Lu Huai lowered his head, gaze dropping.

An invisible force seemed to bind him, pinning him in place. Even after school ended, he couldn’t bring himself to leave.

“Lu Huai, you’re not leaving? We’ve finished cleaning…”

The duty student asked kindly.

Avoiding eye contact, Lu Huai sighed softly. “You guys go ahead…”

And just like that, everyone was gone.

The classroom stood empty. The afternoon sun blazed brilliantly, setting half the sky in fiery crimson.

Alone in the silence, Lu Huai finally found the strength to stand.

He walked to the podium, took the chalk box.

Before the blackboard—its border drawn with delicate grace—he stood motionless, staring.

His mind remained blank. Only self-reproach filled him.

Why couldn’t he handle even this…?

It wasn’t a big deal…

Even if the writing was bad… Jiang Yao would scold him, right…?

A low score… They’d say, “It’s the content’s fault. What does it have to do with my border?”

Or maybe they didn’t care at all—they just couldn’t stand a blackboard display judged with *nothing* on it. Like surrendering in battle without even lifting a weapon… a deserter…

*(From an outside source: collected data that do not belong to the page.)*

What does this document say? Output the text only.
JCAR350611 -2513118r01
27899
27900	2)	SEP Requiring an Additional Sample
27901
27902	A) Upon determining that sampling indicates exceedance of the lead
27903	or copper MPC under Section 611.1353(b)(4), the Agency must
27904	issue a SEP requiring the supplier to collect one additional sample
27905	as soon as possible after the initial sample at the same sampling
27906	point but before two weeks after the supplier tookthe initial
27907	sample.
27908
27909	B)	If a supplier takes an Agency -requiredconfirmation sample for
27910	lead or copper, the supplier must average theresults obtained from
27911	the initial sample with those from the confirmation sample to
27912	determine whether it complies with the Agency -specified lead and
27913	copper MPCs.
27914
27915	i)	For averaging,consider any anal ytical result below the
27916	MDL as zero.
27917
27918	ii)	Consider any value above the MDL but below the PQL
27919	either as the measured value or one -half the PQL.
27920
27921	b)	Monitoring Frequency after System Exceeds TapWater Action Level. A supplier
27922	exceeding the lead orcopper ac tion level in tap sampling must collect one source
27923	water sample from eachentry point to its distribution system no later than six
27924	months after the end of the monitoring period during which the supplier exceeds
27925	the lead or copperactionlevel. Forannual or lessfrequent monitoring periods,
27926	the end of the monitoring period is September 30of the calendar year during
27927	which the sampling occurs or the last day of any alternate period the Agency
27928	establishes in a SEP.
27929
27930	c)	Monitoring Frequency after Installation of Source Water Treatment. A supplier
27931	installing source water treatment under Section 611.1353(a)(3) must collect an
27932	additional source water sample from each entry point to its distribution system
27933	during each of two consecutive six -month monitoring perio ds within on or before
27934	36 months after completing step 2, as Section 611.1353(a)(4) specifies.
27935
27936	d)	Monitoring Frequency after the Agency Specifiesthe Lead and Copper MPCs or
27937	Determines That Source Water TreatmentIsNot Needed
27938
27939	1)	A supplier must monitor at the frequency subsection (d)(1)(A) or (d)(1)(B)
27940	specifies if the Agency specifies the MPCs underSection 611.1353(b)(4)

Lu Huai hesitated… until twilight deepened, frozen before the board, unmoving.

To others, this was trivial. Why overthink? How could a guy be so wishy-washy? They might not care about content—but with *none*? What was the responsible person even worth? If he couldn’t do this… what use was he?

They’d never grasp the weight this placed on the boy. How many humiliating, unbearable outcomes Lu Huai’s mind had spun from one simple task.

All they’d think: just get it done. Who cares if it’s good? Everyone’s here to study. Trivial. Just do it.

*Thud…*

After long silence, the boy gritted his teeth and slammed a fist against his chest.

Everyone might have their protagonist moment… but Lu Huai never wanted to be one…

Why *must* he be the protagonist?

But… why *couldn’t* he be?

The instant Lu Huai lifted the chalk and made the first mark on the board, the woman who’d stood unseen by the back door finally turned—and walked away slowly.

A long-held smile slowly bloomed on her lips.